The Chicago Bulls reported Thursday that guard Coby White will be out until at least the latter stages of training camp subsequent to going through surgery to repair a left shoulder injury he suffered throughout the end of the week.

The group said the injury happened while White was “engaged in basketball activities away from the team.” After the surgery, which was performed Thursday at Chicago’s Rush University Medical Center, the team said White would be rethought in four months. That would mean an update would come not long before the mid-October beginning of the 2021-22 regular season. The NBA will reorient itself to its typical calendar after the previous two seasons were lost in view of the COVID-19 pandemic.

White, 21, is falling off an up-and-down sophomore season, having averaged 15.1 points, 4.1 rebounds and 4.8 assists while shooting 41.8% from the field and 35.9% from 3-point range in 69 games, including 54 beginnings, after solely falling off the seat as a youngster.

“It was up-and-down for him this year,” Bulls coach Billy Donovan told reporters in Chicago last month. “But I’ve always said this about him, he’s got great resolve. He’s got resiliency, and he’s got great bounce-back ability. After the trade was over with, I think he kind of found his footing and played really good basketball for us.”

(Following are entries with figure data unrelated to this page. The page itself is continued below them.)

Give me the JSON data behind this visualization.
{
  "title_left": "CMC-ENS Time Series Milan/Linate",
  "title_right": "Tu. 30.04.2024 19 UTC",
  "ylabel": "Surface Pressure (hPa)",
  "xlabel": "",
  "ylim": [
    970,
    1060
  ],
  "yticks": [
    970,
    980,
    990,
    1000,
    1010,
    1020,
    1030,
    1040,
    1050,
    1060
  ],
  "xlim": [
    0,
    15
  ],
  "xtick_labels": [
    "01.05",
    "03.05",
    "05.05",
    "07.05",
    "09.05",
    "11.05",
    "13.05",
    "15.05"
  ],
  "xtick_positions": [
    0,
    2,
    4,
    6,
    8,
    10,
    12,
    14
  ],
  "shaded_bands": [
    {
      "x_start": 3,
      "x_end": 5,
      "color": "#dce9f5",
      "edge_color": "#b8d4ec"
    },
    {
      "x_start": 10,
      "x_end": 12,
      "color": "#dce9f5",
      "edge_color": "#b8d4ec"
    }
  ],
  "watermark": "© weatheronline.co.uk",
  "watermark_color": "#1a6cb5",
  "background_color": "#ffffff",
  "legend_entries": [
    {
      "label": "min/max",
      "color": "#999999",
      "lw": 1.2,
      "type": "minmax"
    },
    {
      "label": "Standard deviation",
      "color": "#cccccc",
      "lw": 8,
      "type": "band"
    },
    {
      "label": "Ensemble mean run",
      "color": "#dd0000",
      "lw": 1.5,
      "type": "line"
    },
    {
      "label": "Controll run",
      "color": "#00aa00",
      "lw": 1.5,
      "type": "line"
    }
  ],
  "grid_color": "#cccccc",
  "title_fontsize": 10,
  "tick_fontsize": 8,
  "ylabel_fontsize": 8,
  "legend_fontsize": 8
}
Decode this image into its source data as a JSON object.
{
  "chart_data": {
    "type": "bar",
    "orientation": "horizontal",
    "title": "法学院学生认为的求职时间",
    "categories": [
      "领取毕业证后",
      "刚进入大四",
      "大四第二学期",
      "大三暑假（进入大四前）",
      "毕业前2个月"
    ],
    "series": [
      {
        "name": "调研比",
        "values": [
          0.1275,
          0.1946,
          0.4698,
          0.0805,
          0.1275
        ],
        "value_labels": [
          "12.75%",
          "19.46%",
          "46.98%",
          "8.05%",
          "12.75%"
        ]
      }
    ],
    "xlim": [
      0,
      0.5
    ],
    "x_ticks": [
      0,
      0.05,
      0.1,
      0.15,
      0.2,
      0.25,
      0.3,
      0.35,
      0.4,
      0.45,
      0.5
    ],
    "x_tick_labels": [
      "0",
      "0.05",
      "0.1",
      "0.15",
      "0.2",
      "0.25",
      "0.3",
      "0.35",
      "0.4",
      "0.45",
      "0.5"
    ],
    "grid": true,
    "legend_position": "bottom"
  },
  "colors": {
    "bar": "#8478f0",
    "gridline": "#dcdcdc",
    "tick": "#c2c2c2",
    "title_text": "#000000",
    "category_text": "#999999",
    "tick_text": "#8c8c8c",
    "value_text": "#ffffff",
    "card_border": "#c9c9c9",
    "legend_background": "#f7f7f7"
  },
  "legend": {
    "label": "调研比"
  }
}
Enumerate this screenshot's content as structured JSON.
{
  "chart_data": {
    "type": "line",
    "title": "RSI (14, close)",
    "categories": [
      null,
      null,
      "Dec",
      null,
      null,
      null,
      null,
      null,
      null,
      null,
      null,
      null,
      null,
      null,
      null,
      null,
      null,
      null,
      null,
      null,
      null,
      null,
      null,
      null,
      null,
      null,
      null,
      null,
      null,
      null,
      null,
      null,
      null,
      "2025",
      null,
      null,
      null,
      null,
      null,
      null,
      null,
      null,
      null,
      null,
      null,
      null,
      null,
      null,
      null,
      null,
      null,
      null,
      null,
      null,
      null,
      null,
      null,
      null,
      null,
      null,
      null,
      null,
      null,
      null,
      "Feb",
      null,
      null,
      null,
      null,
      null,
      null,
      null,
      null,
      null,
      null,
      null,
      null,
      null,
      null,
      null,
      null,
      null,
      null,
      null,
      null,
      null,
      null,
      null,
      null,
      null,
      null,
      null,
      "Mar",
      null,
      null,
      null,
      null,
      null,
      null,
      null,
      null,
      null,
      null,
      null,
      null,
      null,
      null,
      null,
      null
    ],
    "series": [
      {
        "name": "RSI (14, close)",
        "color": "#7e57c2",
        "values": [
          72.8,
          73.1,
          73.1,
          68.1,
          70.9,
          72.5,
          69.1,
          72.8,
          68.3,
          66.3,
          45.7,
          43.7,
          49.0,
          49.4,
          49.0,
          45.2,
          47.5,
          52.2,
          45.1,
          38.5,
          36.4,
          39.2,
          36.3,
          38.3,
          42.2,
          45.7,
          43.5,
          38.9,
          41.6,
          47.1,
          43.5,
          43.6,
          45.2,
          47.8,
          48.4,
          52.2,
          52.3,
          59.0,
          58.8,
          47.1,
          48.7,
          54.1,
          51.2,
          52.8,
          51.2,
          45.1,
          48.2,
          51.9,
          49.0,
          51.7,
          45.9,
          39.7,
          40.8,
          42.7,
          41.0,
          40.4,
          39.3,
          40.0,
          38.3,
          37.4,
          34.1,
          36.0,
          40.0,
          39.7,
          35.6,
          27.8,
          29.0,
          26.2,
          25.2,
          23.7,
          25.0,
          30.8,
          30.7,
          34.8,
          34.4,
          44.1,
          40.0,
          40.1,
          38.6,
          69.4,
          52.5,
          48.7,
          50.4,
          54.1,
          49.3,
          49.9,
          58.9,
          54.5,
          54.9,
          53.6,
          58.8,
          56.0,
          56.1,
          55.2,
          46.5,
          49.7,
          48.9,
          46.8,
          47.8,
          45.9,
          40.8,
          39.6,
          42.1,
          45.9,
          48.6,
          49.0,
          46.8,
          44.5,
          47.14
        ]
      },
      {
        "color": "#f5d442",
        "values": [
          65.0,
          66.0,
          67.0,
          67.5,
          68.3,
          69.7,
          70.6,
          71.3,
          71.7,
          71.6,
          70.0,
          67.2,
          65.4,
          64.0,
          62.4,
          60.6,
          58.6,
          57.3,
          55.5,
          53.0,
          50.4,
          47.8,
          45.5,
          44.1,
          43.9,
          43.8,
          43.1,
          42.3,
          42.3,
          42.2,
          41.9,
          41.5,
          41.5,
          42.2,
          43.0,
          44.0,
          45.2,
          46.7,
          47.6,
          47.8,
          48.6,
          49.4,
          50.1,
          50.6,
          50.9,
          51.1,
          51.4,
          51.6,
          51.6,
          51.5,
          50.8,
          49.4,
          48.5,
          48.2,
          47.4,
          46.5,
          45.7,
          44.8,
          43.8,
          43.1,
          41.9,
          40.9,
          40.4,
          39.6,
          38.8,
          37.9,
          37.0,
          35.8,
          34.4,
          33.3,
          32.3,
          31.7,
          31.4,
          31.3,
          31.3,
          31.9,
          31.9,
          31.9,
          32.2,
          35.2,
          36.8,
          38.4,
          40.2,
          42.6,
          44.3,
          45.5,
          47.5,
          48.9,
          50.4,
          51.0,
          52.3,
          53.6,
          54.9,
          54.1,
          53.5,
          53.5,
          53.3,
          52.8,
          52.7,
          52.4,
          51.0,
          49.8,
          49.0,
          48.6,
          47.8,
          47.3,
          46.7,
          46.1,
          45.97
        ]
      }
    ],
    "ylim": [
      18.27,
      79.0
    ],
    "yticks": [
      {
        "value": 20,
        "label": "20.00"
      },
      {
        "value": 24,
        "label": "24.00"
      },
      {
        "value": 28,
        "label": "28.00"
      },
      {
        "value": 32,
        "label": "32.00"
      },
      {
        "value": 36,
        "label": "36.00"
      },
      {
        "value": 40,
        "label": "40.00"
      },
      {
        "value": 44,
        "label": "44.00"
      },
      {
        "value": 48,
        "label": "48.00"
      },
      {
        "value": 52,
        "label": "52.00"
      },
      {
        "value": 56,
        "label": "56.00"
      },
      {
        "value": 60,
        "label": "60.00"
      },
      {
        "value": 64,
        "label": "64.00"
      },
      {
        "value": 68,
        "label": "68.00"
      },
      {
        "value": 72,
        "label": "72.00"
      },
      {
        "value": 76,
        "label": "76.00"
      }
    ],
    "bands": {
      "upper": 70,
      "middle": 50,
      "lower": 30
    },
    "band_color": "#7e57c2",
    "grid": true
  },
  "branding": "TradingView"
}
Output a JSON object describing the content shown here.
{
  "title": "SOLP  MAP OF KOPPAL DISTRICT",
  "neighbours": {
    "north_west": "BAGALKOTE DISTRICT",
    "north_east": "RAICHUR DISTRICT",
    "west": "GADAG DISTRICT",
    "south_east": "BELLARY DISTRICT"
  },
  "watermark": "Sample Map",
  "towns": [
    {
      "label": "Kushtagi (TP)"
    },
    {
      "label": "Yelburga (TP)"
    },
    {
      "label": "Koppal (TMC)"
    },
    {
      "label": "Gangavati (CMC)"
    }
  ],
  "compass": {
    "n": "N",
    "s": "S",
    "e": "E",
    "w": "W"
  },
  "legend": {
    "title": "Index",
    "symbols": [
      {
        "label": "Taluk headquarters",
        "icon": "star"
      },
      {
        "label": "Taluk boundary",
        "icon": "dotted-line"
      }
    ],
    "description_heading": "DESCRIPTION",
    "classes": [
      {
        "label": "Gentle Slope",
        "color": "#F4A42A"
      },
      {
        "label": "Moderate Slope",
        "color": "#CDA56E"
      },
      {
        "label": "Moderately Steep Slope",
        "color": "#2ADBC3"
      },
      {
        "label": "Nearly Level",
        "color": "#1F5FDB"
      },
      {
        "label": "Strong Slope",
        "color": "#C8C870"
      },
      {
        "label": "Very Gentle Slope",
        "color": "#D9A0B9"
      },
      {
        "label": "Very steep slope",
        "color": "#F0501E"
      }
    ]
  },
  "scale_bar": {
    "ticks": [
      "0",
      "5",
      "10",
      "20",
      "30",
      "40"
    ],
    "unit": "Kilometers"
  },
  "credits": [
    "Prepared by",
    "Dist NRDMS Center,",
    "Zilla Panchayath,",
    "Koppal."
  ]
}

In the wake of missing the playoffs, the Bulls will stand by to see whether they hold their draft pick – which Chicago traded to the Orlando Magic in March as a feature of the deal for All-Star center Nikola Vucevic. Chicago, which is right now slotted into the eighth spot in the lottery, will keep its pick on the off chance that it bounces into the top four spots in the lottery, which is set to occur June 22. Chicago had the fourth pick in last year’s draft, which it used to take Patrick Williams, in the wake of having the seventh pick the past two years, when it took White (2019) and center Wendell Carter Jr. (2018).